Here we have one additional column with missing values in Fare.

##### Calculate treshold for missing values

In [39]:
treshold = len(test) * 0.05
print(treshold)
print(len(test))

20.900000000000002
418


The missing value in Fare is below the treshold and the observation could be dropped. But as this observation belongs to the test set to predict, we have to deal with it and impute the missing value instead. The missing values in Age are filled by the imputer used for the training set.

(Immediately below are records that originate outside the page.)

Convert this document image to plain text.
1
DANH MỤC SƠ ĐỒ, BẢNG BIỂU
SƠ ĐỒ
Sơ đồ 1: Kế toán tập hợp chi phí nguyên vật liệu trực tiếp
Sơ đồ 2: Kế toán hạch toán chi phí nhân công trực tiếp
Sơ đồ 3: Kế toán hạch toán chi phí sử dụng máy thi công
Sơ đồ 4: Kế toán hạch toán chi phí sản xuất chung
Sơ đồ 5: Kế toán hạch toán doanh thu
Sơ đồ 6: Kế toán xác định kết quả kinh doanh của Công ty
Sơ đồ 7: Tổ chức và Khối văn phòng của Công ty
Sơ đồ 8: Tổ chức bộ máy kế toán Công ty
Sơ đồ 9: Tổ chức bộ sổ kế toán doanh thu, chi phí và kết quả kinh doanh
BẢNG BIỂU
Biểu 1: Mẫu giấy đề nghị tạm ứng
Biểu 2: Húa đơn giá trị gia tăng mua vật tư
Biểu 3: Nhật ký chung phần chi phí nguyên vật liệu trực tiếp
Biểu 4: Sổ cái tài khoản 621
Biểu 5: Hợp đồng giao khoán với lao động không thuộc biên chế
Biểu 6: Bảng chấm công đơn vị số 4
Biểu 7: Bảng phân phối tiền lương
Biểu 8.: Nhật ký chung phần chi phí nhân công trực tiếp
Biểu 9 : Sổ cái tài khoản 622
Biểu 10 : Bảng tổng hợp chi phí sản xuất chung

##### Impute missing values for Age

In [40]:
X_pred[:, 2] = imputer.transform(np.reshape(X_pred[:, 2], (len(X_pred[:, 2]), 1))).reshape(-1)

In [41]:
print(X_pred)

[[3 'male' 34.5 ... 0 7.8292 '_']
 [3 'female' 47.0 ... 0 7.0 '_']
 [2 'male' 62.0 ... 0 9.6875 '_']
 ...
 [3 'male' 38.5 ... 0 7.25 '_']
 [3 'male' 24.0 ... 0 8.05 '_']
 [3 'male' 24.0 ... 1 22.3583 '_']]


##### Impute missing values for Fare

In [42]:
imputer_fare = SimpleImputer(missing_values=np.nan, strategy='most_frequent')
imputer_fare.fit(np.reshape(X_pred[:, 5], (len(X_pred[:, 5]), 1)))
X_pred[:, 5] = imputer_fare.transform(np.reshape(X_pred[:, 5], (len(X_pred[:, 5]), 1))).reshape(-1)

### 4.6 Encode categorical values

#### 4.6.1 Training set (model development)

In [43]:
print(X_train)
print(np.shape(X_train))
print(X_train[0])

[[3 'female' 24.0 ... 2 15.2458 '_']
 [2 'male' 31.0 ... 0 10.5 '_']
 [2 'male' 31.0 ... 1 37.0042 '_']
 ...
 [3 'male' 24.0 ... 0 7.7333 '_']
 [3 'female' 36.0 ... 0 17.4 '_']
 [2 'male' 60.0 ... 1 39.0 '_']]
(712, 7)
[3 'female' 24.0 0 2 15.2458 '_']


Encode values in PClass (col 0), Sex (col 1) and Cabin_Prefix (col 6)

In [44]:
ct_X = ColumnTransformer(transformers=[('encoder', OneHotEncoder(handle_unknown='ignore'), [0, 1, 6])], remainder='passthrough')
ct_X.fit(X_train)
X_train = ct_X.transform(X_train)

In [45]:
print(X_train)
print(np.shape(X_train))
print(X_train[0])

[[0.0 0.0 1.0 ... 0 2 15.2458]
 [0.0 1.0 0.0 ... 0 0 10.5]
 [0.0 1.0 0.0 ... 1 1 37.0042]
 ...
 [0.0 0.0 1.0 ... 0 0 7.7333]
 [0.0 0.0 1.0 ... 1 0 17.4]
 [0.0 1.0 0.0 ... 1 1 39.0]]
(712, 18)
[0.0 0.0 1.0 1.0 0.0 0.0 0.0 0.0 0.0 0.0 0.0 0.0 0.0 1.0 24.0 0 2 15.2458]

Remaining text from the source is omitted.